Blue and White leader Benny Gantz and his wife wave to supporters in Tel Aviv on Sep 18. (photo: AFP)
Regardless of what new coalition government emerges, Israel has broken no new ground on resolving its largest problem.

By Richard Silverstein | Middle East Eye | Sep 18, 2019

But Israel is not a secular democracy. It is rather an ethnocracy, in which the rights of Palestinian citizens are subordinated to those of Jews. No ruling Israeli coalition has ever included Palestinian parties.

Israel’s second election in the past five months has led to yet another political stalemate. As occurred in April, the two main political parties, the far-right Likud and center-right Blue and White, fought to a virtual tie.

The political kingmaker today, as he was in April, is Avigdor Lieberman of Yisrael Beiteinu.
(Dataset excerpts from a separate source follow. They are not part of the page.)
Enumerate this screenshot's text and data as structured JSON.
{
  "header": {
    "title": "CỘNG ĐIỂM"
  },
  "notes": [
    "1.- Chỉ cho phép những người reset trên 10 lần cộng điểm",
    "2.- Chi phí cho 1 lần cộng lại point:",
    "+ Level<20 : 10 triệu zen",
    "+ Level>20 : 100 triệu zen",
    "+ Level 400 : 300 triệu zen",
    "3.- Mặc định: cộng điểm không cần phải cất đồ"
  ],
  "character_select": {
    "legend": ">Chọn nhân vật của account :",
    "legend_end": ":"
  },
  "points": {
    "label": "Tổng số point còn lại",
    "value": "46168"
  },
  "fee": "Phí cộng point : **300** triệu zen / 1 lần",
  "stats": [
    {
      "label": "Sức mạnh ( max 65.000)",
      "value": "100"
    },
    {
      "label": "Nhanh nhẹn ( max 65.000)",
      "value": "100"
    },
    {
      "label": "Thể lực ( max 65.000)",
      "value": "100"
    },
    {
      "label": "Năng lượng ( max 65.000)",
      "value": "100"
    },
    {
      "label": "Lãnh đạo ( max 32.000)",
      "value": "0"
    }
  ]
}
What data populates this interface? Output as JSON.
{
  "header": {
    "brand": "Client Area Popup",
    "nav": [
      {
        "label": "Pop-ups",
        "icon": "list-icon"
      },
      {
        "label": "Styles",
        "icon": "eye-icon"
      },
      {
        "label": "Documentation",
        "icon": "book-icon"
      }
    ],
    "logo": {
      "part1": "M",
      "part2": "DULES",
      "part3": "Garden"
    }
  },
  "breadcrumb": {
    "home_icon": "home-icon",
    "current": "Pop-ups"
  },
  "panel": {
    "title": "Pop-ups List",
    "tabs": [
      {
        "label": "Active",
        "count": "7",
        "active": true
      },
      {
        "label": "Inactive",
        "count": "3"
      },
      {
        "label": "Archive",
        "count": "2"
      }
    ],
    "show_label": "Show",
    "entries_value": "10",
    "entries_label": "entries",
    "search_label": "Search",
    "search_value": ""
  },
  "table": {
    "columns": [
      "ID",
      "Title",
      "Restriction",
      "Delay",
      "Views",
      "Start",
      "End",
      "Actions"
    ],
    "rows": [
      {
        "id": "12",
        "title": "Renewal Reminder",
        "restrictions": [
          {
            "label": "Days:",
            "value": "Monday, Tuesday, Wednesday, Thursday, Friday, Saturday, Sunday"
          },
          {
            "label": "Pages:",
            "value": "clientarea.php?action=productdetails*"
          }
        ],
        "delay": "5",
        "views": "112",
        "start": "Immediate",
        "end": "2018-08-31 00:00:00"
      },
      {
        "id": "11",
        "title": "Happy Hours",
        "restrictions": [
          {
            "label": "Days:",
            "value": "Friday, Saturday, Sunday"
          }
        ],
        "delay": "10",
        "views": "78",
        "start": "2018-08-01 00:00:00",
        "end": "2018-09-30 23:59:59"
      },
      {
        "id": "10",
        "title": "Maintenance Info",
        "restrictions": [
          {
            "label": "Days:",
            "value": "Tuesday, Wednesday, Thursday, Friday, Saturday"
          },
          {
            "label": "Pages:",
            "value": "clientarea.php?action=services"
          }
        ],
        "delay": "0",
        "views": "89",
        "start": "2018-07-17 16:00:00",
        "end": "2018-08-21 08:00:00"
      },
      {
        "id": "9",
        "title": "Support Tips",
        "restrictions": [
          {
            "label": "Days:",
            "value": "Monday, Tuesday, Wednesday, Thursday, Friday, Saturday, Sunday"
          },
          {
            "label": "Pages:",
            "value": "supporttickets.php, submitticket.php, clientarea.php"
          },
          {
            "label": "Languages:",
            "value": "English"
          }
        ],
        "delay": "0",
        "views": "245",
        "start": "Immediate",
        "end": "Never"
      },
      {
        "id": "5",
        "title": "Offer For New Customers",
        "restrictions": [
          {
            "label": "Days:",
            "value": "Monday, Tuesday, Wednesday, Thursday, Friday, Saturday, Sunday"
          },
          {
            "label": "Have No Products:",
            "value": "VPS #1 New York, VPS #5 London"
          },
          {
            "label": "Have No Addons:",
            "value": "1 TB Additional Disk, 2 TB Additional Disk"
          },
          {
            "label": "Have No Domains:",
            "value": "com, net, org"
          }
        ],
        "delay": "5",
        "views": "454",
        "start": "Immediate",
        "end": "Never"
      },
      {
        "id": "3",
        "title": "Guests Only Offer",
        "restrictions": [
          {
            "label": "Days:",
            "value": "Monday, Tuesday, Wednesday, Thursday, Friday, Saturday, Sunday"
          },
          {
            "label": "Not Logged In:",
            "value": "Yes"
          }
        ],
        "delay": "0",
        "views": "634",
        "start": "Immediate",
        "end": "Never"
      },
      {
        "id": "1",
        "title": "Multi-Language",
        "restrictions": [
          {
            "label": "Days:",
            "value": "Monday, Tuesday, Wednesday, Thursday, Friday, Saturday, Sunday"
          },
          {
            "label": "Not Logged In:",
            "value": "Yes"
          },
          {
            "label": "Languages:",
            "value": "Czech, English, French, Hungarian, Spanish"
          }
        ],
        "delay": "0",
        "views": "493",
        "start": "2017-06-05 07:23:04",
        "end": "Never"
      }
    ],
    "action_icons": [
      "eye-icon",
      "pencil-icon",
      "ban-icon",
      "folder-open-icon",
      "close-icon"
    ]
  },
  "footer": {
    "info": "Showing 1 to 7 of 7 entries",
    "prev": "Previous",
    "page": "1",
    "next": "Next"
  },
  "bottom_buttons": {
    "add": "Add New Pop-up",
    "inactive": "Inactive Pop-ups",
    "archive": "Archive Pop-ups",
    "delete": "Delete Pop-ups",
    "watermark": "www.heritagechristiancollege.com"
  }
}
In the last election, he refused to offer his party’s seats to a Likud-led coalition headed by his once-patron and now arch-rival, Benjamin Netanyahu. This is what led to the current round of voting.

Though it is hard to predict what Lieberman will do, he is holding out for a secular “unity government” consisting of Likud and Blue and White. His main aims are to keep the Orthodox parties out of the ruling coalition and pass a military draft law to compel currently-exempt Orthodox youth to join the army.